The Highly Commended Award went to to Adam Ferguson for his portrait of Guatemalan migrant, Carlos Soyos, and his eight-year-old son Enderson, taken at the migrant shelter on the Mexican/United States border. The Art Handlers’ Award wents to ‘Cordy in the Clouds’ by Adam Haddrick.

Running concurrently, the Darling Portrait Prize is a national prize for Australian portrait painting honouring the legacy of Mr L Gordon Darling AC CMG, who was instrumental in establishing the National Portrait Gallery of Australia.  This year Jaq Grantford took out the top award with a self-portrait capturing the Melbourne artist’s ‘mixed feelings’ during pandemic enforced lockdowns.

Both exhibitions are open daily at the National Portrait Gallery in Canberra from 25 June until Sunday 9 October 2022.

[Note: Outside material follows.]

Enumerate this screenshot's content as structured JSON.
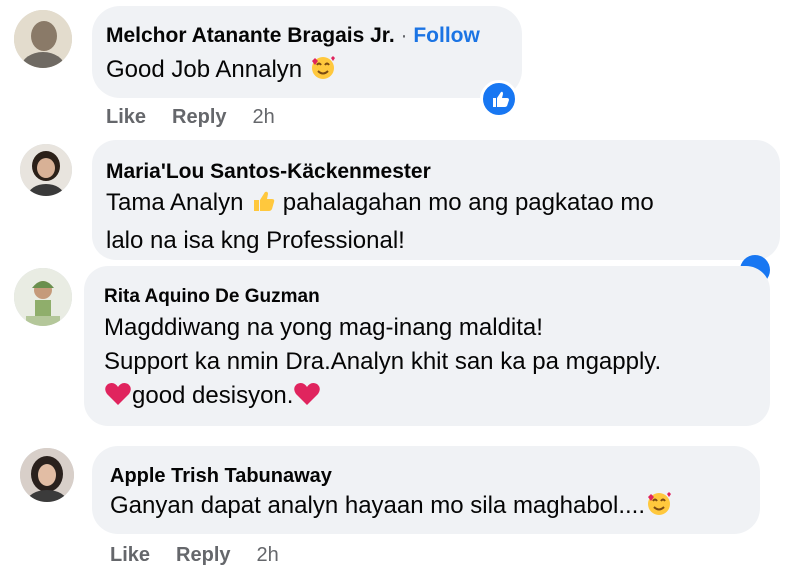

Also currently on show at the National Portrait Gallery is Shakespeare to Winehouse: Icons from the National Portrait Gallery, London, which closes on 17 July.  The exhibition features some of the best-known faces in British and international history, art and popular culture, from Queen Elizabeth I to Nelson Mandela, the Brontë sisters, Charles Dickens and Beatrix Potter to David Bowie, Mick Jagger and The Beatles, as well as major works by acclaimed artists including Peter Paul Rubens, Lucian Freud, Tracey Emin, Andy Warhol, David Hockney and Shirin Neshat.